Power to the people

By | Science & Technology
Indigenous communities such as the Karo people of Ethiopia are better protectors of the environment than the government. .Credit@dietmartempsviaflickr.com

The individual is just as important as the collective when it comes to preserving our current climate and environment. A recent report from the World Resources Institute provides evidence that this is the case as small indigenous communities may hold the key to protecting forests and the carbon stored in them. Protecting carbon sources means progressing towards the mitigation of climate change. Studies show when the rights of indigenous people are secured the forest is better defended and biodiversity continues to thrive.

Around the world at least 1.2 billion acres of forest are recognised as being owned by the local indigenous community. This huge amount of land equates to 37 billion tonnes of carbon which is 29 times more than the carbon released by all passenger vehicles on earth. Therefore productive management of these forests plays a key role in keeping carbon safely sealed in trees, rather than being released into the atmosphere. Forests owned by these communities make up one eighth of the total forested area on the planet.  This demonstrates how important it is for governments to recognise and protect this land, aiming to give further recognition and freedom to other indigenous groups, as the World Resources Institute report suggests.

A report from the Forest Ecology and Management Journal in 2012 took data from 40 government protected areas and 33 forest areas owned by the local indigenous community. They concluded that locally managed forests were better maintained and the biodiversity was allowed to prosper. Evidence also suggests that animal species are safer under their influence. For example, since the year 2000 in the Brazilian Amazon, forests owned by indigenous groups such as the Yanomami and Kayapo have seen just 0.6 per cent deforestation rates compared to 7 per cent outside of these areas. Over the past 30 years in Niger, Western Africa, the protection of community rights has led to the addition of 200 million new trees. Similarly in Nepal 180 million tonnes of carbon has been sealed in the land, vastly improving the health of the landscape. The results may even be seen from space where community owned forests are showing substantial growth. Similar results have been noted globally and a world map displaying this forest structure can be seen here: http://www.globalforestwatch.org/

The stunning canopy in the Brazilian Amazon stores vast amounts of carbon. Credit@alexandertorrenegraviaflickr.com

How does giving freedom and ownership to indigenous groups improve forestation rates? Unlike the government these communities live off the land. They rely on its natural products for food, shelter, water and medicines. Therefore it is in their interest to keep their environment healthy and able to consistently provide them with vital resources. They actively work with their neighbours, sharing, managing and living intimately with the forest for the common good of all who reside under the canopy – a treasure trove of resources. The importance of the forest and their community livelihood gives these indigenous individuals the strength to protect the forest from poachers. Their passion for their family and community drives their desire to defend this territory. If more governments grant rights to these groups it will provide them with safer, more powerful sanctions to remove loggers and miners from their homeland.
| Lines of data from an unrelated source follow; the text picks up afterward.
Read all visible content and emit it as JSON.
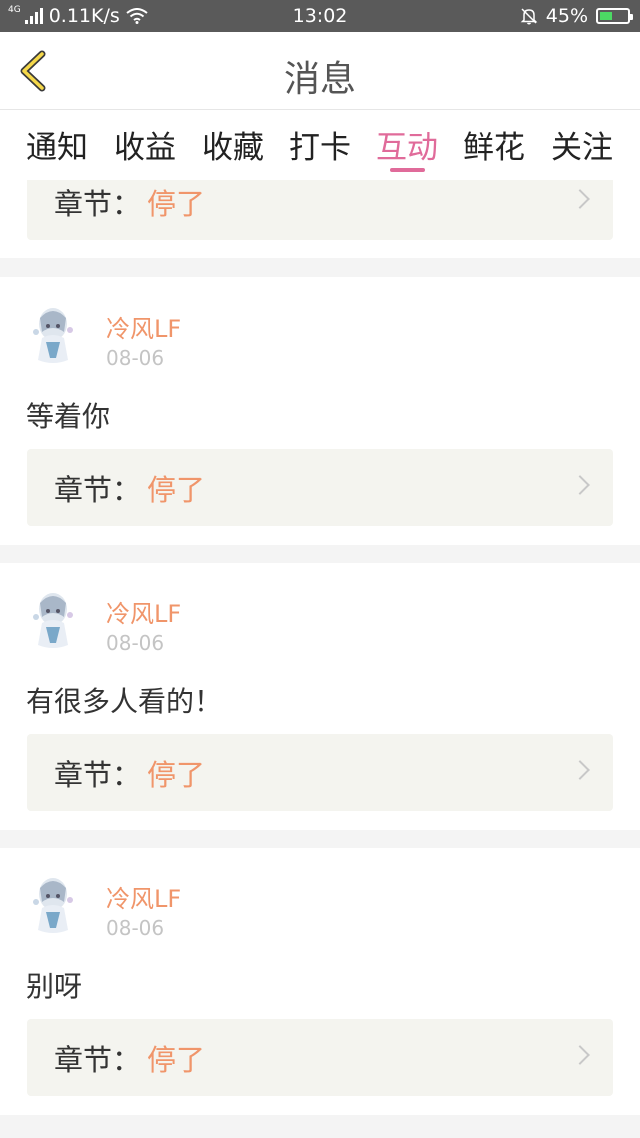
{
  "status_bar": {
    "network_type": "4G",
    "speed": "0.11K/s",
    "time": "13:02",
    "battery": "45%"
  },
  "header": {
    "title": "消息"
  },
  "tabs": [
    {
      "label": "通知"
    },
    {
      "label": "收益"
    },
    {
      "label": "收藏"
    },
    {
      "label": "打卡"
    },
    {
      "label": "互动",
      "active": true
    },
    {
      "label": "鲜花"
    },
    {
      "label": "关注"
    }
  ],
  "colors": {
    "accent": "#e06b9a",
    "username": "#f0956a",
    "chapter_bg": "#f4f4ef"
  },
  "partial_item": {
    "chapter_label": "章节：",
    "chapter_title": "停了"
  },
  "items": [
    {
      "user": "冷风LF",
      "date": "08-06",
      "message": "等着你",
      "chapter_label": "章节：",
      "chapter_title": "停了"
    },
    {
      "user": "冷风LF",
      "date": "08-06",
      "message": "有很多人看的！",
      "chapter_label": "章节：",
      "chapter_title": "停了"
    },
    {
      "user": "冷风LF",
      "date": "08-06",
      "message": "别呀",
      "chapter_label": "章节：",
      "chapter_title": "停了"
    }
  ]
}
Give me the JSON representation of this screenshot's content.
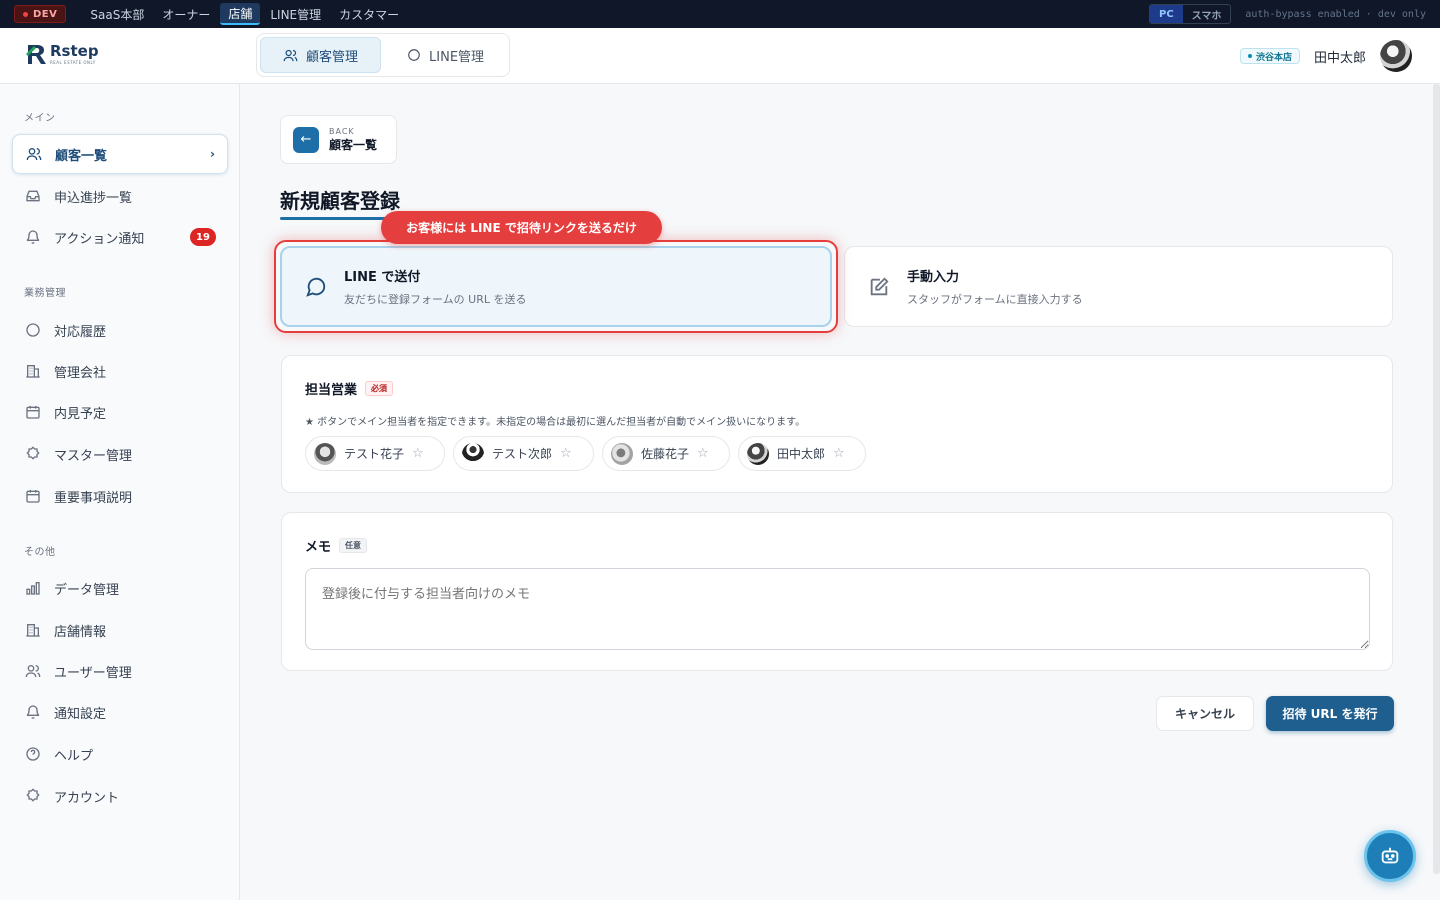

It’s a simple, logical solution to preserving forests, backed by clear evidence from a number of studies. By granting freedom and ownership to groups such as the Yanomami of the Brazilian Amazon, the journey towards a cleaner, environmentally stable planet may be provided with crucial support. The drive and passion for survival is something many modern cultures may learn from these indigenous groups in preserving the planet.

How might governments ensure that the freedom and rights of indigenous communities are maintained?